2

How do you download the audio from html5 or however this audio of text-to-speech is working on this site? https://ttsreader.com/

I'm trying to automate some testing with real audio to test on Amazon Alexa, and so I need a huge sample set of audio files. So I have all the permutations of the phrases I want to try, but I need different voices for each one.

I found https://ttsreader.com/ and I like the variety and natural voices they have, but I can't figure out how to programmatically download the text-to-speech audio when the voice plays.
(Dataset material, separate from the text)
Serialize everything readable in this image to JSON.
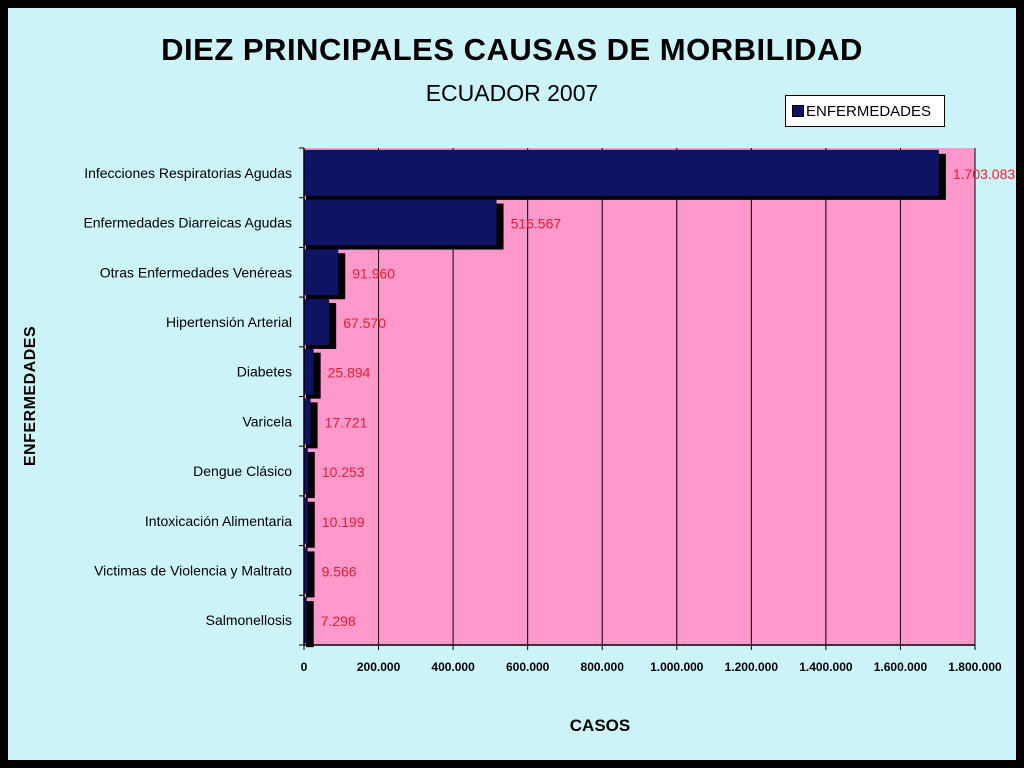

I'm planning on downloading like 6k audio files between all the different voices so I definitely need to script this somehow, as their suggested way through Audacity would be far too time consuming.

guest271314
  • 1
  • 15
  • 104
  • 177
joshbenner851
  • 111
  • 1
  • 12
  • 1
    Is requirement to download audio output of text to speech? – guest271314 Jul 20 '17 at 05:20
  • Yes, Updated question to reflect that – joshbenner851 Jul 20 '17 at 05:27
  • These voices are yours (or at least the ones of your system + maybe a few of your browser's) So maybe you might consider using an other tool than the browser to do this job ? I guess there are some softs out there that can also use these speechvoices, and maybe even at a rate > x1 or multiple voices at the same time. – Kaiido Jul 20 '17 at 06:20
  • @Kaiido Voice can be installed or created for `window.speechSynthesis` to list and use. OP is trying to return a static file of, or for lack of a viable alternative, record the output of text-to-speech at computer using JavaScript. Yes "other tool" could achieve the same, the present inquiry is related to using JavaScript. – guest271314 Jul 20 '17 at 06:23
  • @guest271314 but this website didn't installed other voices. `window.speechVoices` (used to make the list) is exactly the same as `speechSynthesis.getVoices()` – Kaiido Jul 20 '17 at 06:26

2 Answers2

3

Soooo this is specific to if you have a Mac and you're happy with the voices Apple provides, but I was enlightened to the command say which allows you to download audio files in different voices.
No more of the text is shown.